The ATO has been collecting overdue tax payments, including by serving Director Penalty Notices (DPNs) which were largely held in abeyance during the pandemic. A DPN is a notice to a director of a company which makes directors personally responsible for certain kinds of tax obligations of a company.
Division 269 of the Taxation Administration Act 1953 (Cth) imposes on directors liabilities to cause the company to comply with its obligations from the initial day on which a tax obligation accrues, and if the company fails to comply with its obligation by the end of the payment period, a penalty becomes due and payable by the director equal to the amount of the company’s obligation. Some of the obligations include Pay As You Go (PAYG) amounts and Superannuation Guarantee Charge (SGC) and Goods and Services Tax (GST).
The issuing of a DPN is a procedural step required by the ATO before it can commence proceeding against a director to recover accrued penalties.
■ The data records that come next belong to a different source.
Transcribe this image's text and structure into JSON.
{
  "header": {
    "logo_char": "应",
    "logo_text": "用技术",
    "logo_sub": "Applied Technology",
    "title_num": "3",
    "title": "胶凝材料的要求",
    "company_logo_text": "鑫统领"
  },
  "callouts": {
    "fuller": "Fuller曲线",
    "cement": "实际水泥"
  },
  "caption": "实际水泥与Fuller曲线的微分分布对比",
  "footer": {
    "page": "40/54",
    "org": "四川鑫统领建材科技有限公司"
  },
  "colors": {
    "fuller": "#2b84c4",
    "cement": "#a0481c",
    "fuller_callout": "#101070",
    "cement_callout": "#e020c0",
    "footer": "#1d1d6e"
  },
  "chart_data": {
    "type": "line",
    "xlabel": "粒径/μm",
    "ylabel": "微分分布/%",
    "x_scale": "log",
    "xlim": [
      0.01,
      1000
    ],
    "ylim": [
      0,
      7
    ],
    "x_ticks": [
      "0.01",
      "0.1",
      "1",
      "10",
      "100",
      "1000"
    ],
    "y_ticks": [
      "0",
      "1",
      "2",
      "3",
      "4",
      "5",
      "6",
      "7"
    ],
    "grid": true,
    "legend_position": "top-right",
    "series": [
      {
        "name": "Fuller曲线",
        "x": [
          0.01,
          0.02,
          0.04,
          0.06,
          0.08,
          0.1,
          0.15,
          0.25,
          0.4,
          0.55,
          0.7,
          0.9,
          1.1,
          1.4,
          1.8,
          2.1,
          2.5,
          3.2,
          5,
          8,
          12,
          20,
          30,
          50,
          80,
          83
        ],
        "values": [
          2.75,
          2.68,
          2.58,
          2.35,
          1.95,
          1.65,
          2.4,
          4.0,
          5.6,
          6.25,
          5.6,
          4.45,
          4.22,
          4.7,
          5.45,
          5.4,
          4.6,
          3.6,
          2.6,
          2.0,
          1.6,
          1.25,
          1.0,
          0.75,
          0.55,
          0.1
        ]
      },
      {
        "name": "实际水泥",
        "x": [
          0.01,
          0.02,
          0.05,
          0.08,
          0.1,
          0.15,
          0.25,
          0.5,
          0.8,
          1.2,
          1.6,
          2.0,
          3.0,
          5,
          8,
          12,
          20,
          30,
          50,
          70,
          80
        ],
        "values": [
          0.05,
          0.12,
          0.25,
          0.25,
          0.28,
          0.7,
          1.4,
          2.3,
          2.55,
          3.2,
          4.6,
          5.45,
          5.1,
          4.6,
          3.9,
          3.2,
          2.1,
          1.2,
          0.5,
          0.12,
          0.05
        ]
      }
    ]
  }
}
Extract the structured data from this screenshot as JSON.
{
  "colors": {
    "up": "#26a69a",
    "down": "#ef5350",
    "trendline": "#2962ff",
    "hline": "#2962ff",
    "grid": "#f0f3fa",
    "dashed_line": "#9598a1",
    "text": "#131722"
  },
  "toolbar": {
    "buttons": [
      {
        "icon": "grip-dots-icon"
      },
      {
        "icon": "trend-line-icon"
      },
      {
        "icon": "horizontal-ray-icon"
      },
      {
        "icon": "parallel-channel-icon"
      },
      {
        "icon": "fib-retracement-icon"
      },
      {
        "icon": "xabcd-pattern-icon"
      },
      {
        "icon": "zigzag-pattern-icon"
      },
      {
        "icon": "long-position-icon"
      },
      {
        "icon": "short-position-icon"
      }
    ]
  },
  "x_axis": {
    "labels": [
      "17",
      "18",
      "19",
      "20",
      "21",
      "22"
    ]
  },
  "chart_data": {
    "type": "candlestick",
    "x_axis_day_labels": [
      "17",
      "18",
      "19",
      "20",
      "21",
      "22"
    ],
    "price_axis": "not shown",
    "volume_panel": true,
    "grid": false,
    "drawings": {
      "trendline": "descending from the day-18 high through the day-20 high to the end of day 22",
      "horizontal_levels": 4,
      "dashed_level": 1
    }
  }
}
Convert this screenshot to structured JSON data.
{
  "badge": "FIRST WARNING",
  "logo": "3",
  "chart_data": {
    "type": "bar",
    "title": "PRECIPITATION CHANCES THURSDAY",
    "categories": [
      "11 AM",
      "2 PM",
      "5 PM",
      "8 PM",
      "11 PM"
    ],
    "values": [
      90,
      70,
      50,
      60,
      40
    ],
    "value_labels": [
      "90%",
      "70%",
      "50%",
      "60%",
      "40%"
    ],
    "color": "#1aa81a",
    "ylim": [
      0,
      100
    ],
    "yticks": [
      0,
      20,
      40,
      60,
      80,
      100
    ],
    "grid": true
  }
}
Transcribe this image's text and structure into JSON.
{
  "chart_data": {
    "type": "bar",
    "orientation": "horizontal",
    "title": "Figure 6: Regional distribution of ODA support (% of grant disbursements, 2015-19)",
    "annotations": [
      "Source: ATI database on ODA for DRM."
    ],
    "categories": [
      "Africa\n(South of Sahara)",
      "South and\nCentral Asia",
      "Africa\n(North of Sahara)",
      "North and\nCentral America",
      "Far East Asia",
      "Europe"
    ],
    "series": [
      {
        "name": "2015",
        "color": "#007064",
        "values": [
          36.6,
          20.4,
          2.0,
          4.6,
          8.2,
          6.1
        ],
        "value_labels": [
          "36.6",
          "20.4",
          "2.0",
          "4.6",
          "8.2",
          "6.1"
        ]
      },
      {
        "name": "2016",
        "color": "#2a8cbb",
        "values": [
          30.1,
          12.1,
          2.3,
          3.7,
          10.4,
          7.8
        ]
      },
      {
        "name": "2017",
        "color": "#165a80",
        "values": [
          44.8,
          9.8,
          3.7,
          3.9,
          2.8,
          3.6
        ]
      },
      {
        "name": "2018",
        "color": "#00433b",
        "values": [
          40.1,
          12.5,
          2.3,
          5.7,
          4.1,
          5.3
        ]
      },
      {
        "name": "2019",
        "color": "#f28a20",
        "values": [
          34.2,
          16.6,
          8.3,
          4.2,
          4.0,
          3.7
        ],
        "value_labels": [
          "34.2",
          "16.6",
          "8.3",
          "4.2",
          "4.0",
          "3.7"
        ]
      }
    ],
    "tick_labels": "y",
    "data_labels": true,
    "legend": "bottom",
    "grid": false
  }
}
Defences to avoid liability for failing to comply with a DPM include illness, which prevented the director to manage the company when it failed to comply with its SGC and PAYG obligations, or that the director took ‘all reasonable steps’ to ensure that the company complied with its obligations, but there were no reasonable steps that could have been taken to ensure that the company complied with its obligations, an administrator was appointed to the company, a small business restructuring practitioner was appointed, or the company was wound up.
Any director who receives a DPN should immediately seek legal advice as the DPN carries time-critical consequences.